The supineness of Auden’s claim that ‘poetry makes nothing happen’ is enough to fire poets up to prove him wrong, but in this collection Mackenzie asks a serious question – what use is poetry in the midst of apocalypse, how can poets do anything meaningful when they are torn between back-scratching and back-biting? To quote from ‘Atmospheric’: ‘there will always / be work for hairdressers during a war’. As a Church of Scotland minister, Mackenzie knows that portentous sermonising is not the best way of getting the message across. Instead he makes acute remarks about our condition via humour. Here is a glimpse into ‘The Future’:

[…] If poets
were paid according to what they’re worth, the literary
economy would flatline, leaving arts cash to manufacture
the four nuclear submarines politicians keep promising,
a writer-in-residence for each. Doncha see the future
brightening like a golden sunset? The future is in capable
hands, between tweets.

It remains to be seen how well Mackenzie’s poems will date, imbued as they are with so many specific cultural references, brands and trademarks, but on the basis of the grim forecast for our future in these poems, that might not matter.

Hunger Like Starlings is the fruits of a 2019 translation workshop funded by the Edwin Morgan Trust which teamed up three Scottish and three Hungarian poets. Morgan himself had a great proclivity for translating Hungarian poetry. Ken Cockburn’s introduction raises some important points, how the tenor and register of Hungarian and Scottish poetry differs – the former more ‘depressive’ and conversational, the latter ‘expressive’ and performative. What follows, however, is a laudable cross-cultural exchange of practices, perspectives and poems. I was particularly struck by Mónika Ferencz’s ‘Cementgyár ősszel’ as translated by Em Strang as ‘Cement factory in autumn’:

The sound of Death could not be heard,
drumming his eight legs in the guts of the man.
I began hitting the cold concrete wall
to the faint rhythm of the sound coming through
and realised that it, too, is only cement
and water; that what is made from dust
will eventually once again become dust.
I kept hitting the concrete wall,
and realised my fist was made of porcelain.

W. N. Herbert’s new collection is called The Wreck of the Fathership and it’s a dreadnought of a book, well over 200 pages long.
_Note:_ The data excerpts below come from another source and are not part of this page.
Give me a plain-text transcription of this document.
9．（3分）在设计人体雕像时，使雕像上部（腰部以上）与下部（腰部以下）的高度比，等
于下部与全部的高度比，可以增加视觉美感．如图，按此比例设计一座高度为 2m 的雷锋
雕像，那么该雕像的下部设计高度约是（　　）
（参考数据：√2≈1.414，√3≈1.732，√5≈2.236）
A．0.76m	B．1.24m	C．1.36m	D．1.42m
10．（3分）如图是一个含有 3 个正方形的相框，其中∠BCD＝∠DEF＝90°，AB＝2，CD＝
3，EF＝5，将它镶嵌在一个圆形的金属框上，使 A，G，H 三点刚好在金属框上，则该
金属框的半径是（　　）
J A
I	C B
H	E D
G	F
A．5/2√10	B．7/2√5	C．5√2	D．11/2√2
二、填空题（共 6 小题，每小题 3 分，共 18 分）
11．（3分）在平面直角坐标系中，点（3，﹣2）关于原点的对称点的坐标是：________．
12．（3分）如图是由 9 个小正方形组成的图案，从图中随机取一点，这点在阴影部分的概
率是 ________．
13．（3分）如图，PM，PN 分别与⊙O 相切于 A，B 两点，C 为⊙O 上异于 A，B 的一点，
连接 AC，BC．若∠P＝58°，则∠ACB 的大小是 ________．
Readers might wonder why Herbert chose ‘fathership’ rather than ‘mothership’ and this is quickly explained with the dedication to his late father. The first couple of sections of the book are distinctly elegiac and local to Dundee, mourning and remembering the poet’s father, one section is even called ‘Algos’ (Greek for pain). Although Herbert is praised for his linguistic elan and brio, code-switching between registers and dialects in his often ludic poetry, many of these poems are starkly poignant:

I remember the nurse saying ‘Goodbye’
to my father’s dead body as I left, having
attempted a kiss which felt too formal,
as though I were being introduced to
this foreign ambassador, his corpse.
from ‘XVII’ in ‘The Wreck of the Fathership’

These ruminations on fatherhood begin to take on a more universal significance as the book gets towards the midway point of its voyage. The weather – political and climatological – becomes distinctly more tempestuous and readers are warned repeatedly about the ‘ninth wave’, the wave that could capsize everything and drown them like the ill-starred crew of the lifeboat Mona in Dundee in 1959. Nature might have always been seen as essentially maternal but it’s the patriarchy across the world that seems to be locked in a maelstrom of self-destruction:

The Faithership, the Faithership!
Wha sall loosen its deid man’s grip?
Auld Man o the Sea, Youth’s scorpion ride
He’ll no let gae till the Yirth huz died.
from ‘The Fathership’

In the latter stages of the book, faced with the most pressing issues of our times, Herbert begins to get his old verbal dynamism back, not to mention his wit. There are puns and parodies galore, including the resurrection of ‘Oor Wullie McFrankengonagall’ with ‘a hunnert and fufty thoosan volts’. The richness and multiplicity of this book can only be saluted. Hugh MacDiarmid once archly described his writing in synthetic Scots and English as ‘Ecclefechan gongorism’ and I’d like to think that here Herbert channels his Dundonian duende, and it’s this playfulness and linguistic vigour that is ultimately redemptive.